Из спортзала мы вышли вместе с капитаном Телегиным. По дороге к КПП заглянули в казарму. Мой взвод в составе роты находился на занятиях, и мне, в общем-то, делать в казарме было нечего. Я только заглянул в канцелярию, вытер рукавом пыль со стекла на своем столе и вышел. А подчиненная Телегину разведрота располагалась в той же казарме, но на третьем этаже. Виктор Иванович туда поднялся. Встретиться мы с ним не договаривались, и я пошел домой.
Жена моему сообщению о вероятной командировке в Москву месяца на три весьма даже обрадовалась. Она увидела в этом хорошее предзнаменование.
— А есть возможность там остаться и квартиру получить?
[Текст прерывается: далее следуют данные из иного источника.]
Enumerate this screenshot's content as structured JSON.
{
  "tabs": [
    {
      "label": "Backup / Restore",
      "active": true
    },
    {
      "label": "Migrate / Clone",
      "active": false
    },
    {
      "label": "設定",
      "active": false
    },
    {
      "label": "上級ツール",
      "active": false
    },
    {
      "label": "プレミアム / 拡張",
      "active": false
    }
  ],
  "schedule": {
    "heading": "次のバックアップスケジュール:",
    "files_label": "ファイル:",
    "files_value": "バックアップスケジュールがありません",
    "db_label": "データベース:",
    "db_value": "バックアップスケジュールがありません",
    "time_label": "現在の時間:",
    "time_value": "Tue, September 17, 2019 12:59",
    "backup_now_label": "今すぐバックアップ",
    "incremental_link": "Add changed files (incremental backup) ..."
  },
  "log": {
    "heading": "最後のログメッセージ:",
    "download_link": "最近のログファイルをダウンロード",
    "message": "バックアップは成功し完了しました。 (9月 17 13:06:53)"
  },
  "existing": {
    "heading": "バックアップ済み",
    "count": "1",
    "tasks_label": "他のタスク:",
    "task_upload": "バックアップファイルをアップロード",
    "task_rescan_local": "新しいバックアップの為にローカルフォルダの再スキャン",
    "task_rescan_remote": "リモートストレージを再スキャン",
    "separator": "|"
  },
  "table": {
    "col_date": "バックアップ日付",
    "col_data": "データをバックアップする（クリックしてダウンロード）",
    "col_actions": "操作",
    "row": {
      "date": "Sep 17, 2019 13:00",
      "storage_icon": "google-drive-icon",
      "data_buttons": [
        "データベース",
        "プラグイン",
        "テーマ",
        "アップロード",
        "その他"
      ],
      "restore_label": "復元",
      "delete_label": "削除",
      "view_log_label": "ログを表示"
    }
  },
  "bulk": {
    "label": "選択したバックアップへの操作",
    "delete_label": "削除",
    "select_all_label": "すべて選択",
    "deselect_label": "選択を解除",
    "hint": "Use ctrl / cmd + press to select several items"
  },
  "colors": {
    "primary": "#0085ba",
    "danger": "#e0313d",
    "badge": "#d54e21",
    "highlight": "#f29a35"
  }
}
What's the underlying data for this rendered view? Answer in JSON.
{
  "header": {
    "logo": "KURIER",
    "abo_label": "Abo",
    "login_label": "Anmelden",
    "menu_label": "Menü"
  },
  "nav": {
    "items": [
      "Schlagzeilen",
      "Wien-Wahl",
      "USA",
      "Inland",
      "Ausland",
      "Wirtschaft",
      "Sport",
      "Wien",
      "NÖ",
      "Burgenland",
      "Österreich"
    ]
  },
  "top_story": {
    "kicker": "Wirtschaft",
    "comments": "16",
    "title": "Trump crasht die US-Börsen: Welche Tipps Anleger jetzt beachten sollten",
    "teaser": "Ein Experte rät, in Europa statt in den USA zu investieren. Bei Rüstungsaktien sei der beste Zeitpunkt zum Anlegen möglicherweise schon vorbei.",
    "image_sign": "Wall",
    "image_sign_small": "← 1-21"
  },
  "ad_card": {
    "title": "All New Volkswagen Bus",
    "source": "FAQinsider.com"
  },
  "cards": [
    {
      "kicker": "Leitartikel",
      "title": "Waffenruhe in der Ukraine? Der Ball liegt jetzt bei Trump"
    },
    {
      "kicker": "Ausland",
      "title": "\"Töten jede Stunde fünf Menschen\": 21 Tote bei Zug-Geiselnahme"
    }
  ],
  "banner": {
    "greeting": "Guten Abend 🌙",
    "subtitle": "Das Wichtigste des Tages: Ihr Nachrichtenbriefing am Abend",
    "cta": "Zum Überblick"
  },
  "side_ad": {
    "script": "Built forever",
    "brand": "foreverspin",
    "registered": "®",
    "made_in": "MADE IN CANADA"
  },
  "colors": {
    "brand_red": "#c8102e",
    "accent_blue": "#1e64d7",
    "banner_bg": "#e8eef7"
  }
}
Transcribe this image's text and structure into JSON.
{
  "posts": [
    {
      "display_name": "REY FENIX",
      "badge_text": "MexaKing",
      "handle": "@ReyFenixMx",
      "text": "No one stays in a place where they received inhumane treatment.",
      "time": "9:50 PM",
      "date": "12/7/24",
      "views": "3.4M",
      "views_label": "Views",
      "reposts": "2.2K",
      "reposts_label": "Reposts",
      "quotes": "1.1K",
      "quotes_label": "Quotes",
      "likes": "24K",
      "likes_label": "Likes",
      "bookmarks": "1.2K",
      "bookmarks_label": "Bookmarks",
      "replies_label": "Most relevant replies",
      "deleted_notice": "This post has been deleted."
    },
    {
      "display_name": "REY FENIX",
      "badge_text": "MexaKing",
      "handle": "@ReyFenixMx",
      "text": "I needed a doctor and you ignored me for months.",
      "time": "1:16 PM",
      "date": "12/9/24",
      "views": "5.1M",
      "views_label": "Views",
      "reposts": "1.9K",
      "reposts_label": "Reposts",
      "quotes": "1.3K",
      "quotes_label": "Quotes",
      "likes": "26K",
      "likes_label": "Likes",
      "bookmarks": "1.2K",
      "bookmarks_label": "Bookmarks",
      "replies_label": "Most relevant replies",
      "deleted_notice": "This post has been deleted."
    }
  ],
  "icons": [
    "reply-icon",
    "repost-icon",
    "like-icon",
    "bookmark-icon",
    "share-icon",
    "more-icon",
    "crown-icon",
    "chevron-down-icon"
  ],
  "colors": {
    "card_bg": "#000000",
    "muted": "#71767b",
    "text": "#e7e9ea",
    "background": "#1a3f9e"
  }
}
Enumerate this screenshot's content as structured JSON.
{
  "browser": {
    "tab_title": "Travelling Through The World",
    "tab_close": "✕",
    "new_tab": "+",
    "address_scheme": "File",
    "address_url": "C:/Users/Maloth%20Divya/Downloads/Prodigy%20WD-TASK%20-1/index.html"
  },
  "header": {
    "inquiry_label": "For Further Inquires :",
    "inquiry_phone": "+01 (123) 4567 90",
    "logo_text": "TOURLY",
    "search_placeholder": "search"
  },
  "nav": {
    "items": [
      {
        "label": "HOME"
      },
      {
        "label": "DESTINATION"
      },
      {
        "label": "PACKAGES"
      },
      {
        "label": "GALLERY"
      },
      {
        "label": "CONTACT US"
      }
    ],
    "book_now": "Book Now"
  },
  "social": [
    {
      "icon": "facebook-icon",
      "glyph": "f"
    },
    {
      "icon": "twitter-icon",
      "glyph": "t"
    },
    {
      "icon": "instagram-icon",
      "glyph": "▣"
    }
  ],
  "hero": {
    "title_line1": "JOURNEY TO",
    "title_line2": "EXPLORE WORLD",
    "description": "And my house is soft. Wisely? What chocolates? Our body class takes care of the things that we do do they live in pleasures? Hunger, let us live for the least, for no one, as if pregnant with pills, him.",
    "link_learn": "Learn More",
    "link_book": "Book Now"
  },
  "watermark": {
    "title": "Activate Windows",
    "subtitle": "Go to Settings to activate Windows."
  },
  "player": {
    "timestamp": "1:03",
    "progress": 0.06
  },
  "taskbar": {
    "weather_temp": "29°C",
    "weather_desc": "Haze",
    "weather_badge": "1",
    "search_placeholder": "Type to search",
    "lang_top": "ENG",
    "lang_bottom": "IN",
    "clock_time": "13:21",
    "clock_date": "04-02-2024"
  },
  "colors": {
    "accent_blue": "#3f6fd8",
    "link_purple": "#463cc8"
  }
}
Жена вся светилась надеждой стать москвичкой. Мне подобная идея не сильно «улыбалась». Я знал достаточно много людей и из ГРУ и гражданских, которые перебрались в Москву и стали просто москвичами. А москвич — это и не русский, и не украинец, и не белорус, и даже не узбек, и не таджик. Это отдельная национальность.
— Едва ли… — охладил я ее хозяйский пыл. — Скорее всего, после операции направят куда-нибудь в другую бригаду с повышением. Могут даже роту дать…
— Капитаном наконец-то станешь… — кисло обрадовалась она. — Тоже ничего. Но Москва все же лучше. Даже при старом звании. А что за операция?
— Не надейся, не хирургическая, — коротко и строго обрезал я. — Ужин готов?
— Садись за стол. Сейчас соберу. Пока можешь себе бутерброд с колбасой сделать.
— Опять… Утомил я себя вегетарианством.
Я еще неделю назад в Интернете тщательно изучал состав любимых сосисок, котлет и колбасы, и пришел к выводу, что являюсь отъявленным вегетарианцем. Жена была в курсе моего исследования, но все это по-прежнему в магазине покупала. А что делать, если у нас ничего другого в продаже не имеется?